Aledade's more than 150 value-based care contracts collectively cover more than 2 million patients and more than $20 billion in total healthcare spending, according to the company.
It now serves more than 1 million patients under the Medicare Shared Savings Program and nearly 250,000 patients under Medicare Advantage (MA) contracts with national and regional health plan partners.
The company has charted strong financial results, reporting that revenue grew more than 50% in 2022. The value-based care player says it brought in $475 million in revenue last year.
That growth translates directly to increased payments to the practices in Aledade's network, the company said.
The company says that by helping transition independent primary care practices to value-based care models, those organizations have saved the U.S. healthcare system more than $1.7 billion.
To succeed in the value-based care space, companies have to provide the best solutions to practices as well as health plans and government payers and deliver on the promise of better care and lower costs, Mostashari noted.
"I think we are pretty differentiated in terms of all three. Our rate of growth is differentiated as well as our ability to do value-based contracts across government, Medicare Advantage and commercial. And, our tech-driven, reproducible savings in cohort after cohort is now proven."
The company also has been building out its payer partnerships. It inked a 10-year collaboration with Humana to provide value-based care services to its MA members. It also signed a partnership with CareFirst BlueCross BlueShield to support the payer's in-network primary care practices adapt to value-based care models.
Also this year, Aledade expanded its reach in MA in partnership with Cigna. The insurer's MA members who live in Delaware, Maryland and the District of Columbia now have access to its network.

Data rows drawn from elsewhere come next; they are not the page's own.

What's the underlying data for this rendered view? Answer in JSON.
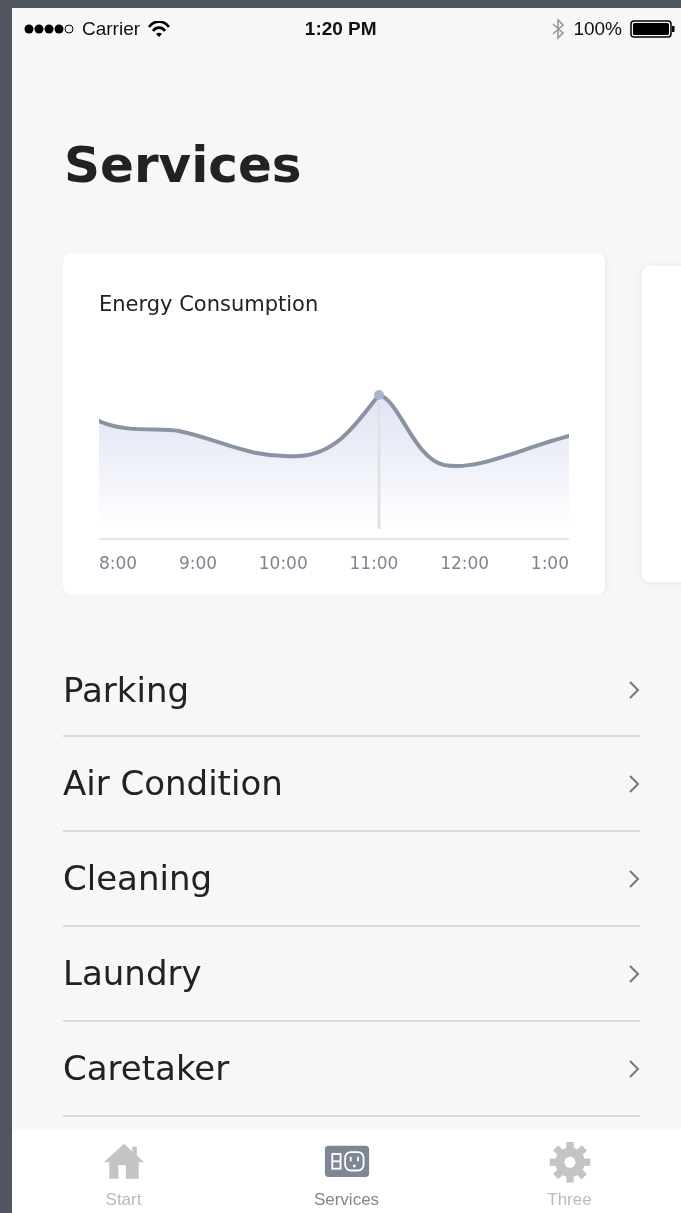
{
  "status_bar": {
    "carrier": "Carrier",
    "time": "1:20 PM",
    "battery": "100%"
  },
  "title": "Services",
  "chart_card": {
    "title": "Energy Consumption",
    "x_labels": [
      "8:00",
      "9:00",
      "10:00",
      "11:00",
      "12:00",
      "1:00"
    ]
  },
  "services": [
    {
      "label": "Parking"
    },
    {
      "label": "Air Condition"
    },
    {
      "label": "Cleaning"
    },
    {
      "label": "Laundry"
    },
    {
      "label": "Caretaker"
    }
  ],
  "tabs": [
    {
      "label": "Start",
      "kind": "home",
      "selected": false
    },
    {
      "label": "Services",
      "kind": "outlet",
      "selected": true
    },
    {
      "label": "Three",
      "kind": "gear",
      "selected": false
    }
  ]
}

Earlier this year, Aledade announced that it made the strategic decision to become a public benefit corporation. PBCs are a type of for-profit corporate entity that has also adopted a public benefit purpose. A PBC must consider the nonfinancial interests of its shareholders and other stakeholders when making decisions.
Potential IPO plans?
Along with the funding news, the company announced a new hire. Efrem Castillo, M.D., jumped on board as senior vice president for MA. Previously, Castillo was a senior vice president of clinical transformation at Optum and also served as chief medical officer at United Healthcare Medicare Solutions.
The company also announced two new members of its board of directors—David Blumenthal, M.D., and Paul Hennessy, CEO of Shutterstock.
Blumenthal served as the president of the Commonwealth Fund and the U.S.’ national coordinator for health information technology from 2009 to 2011. He also was a professor of medicine at Harvard Medical School and chief health information and innovation officer at Partners Healthcare System in Boston (now Mass General Brigham).
Of note, in the press release, Mostashari also highlighted Hennessy's experience leading "fast-growing, publicly-held, technology-based businesses" to help support the "next phase of Aledade’s growth."
"IPO is not a destination. It may be the means to supporting our mission as a public benefit corporation. That's what we're always required to be thinking about is our long-term mission and our stakeholders, especially our practice partners," Mostashari said in the interview. "If we're ready and the public markets are ready and it's the best way to continue our growth, then that's what we'll do."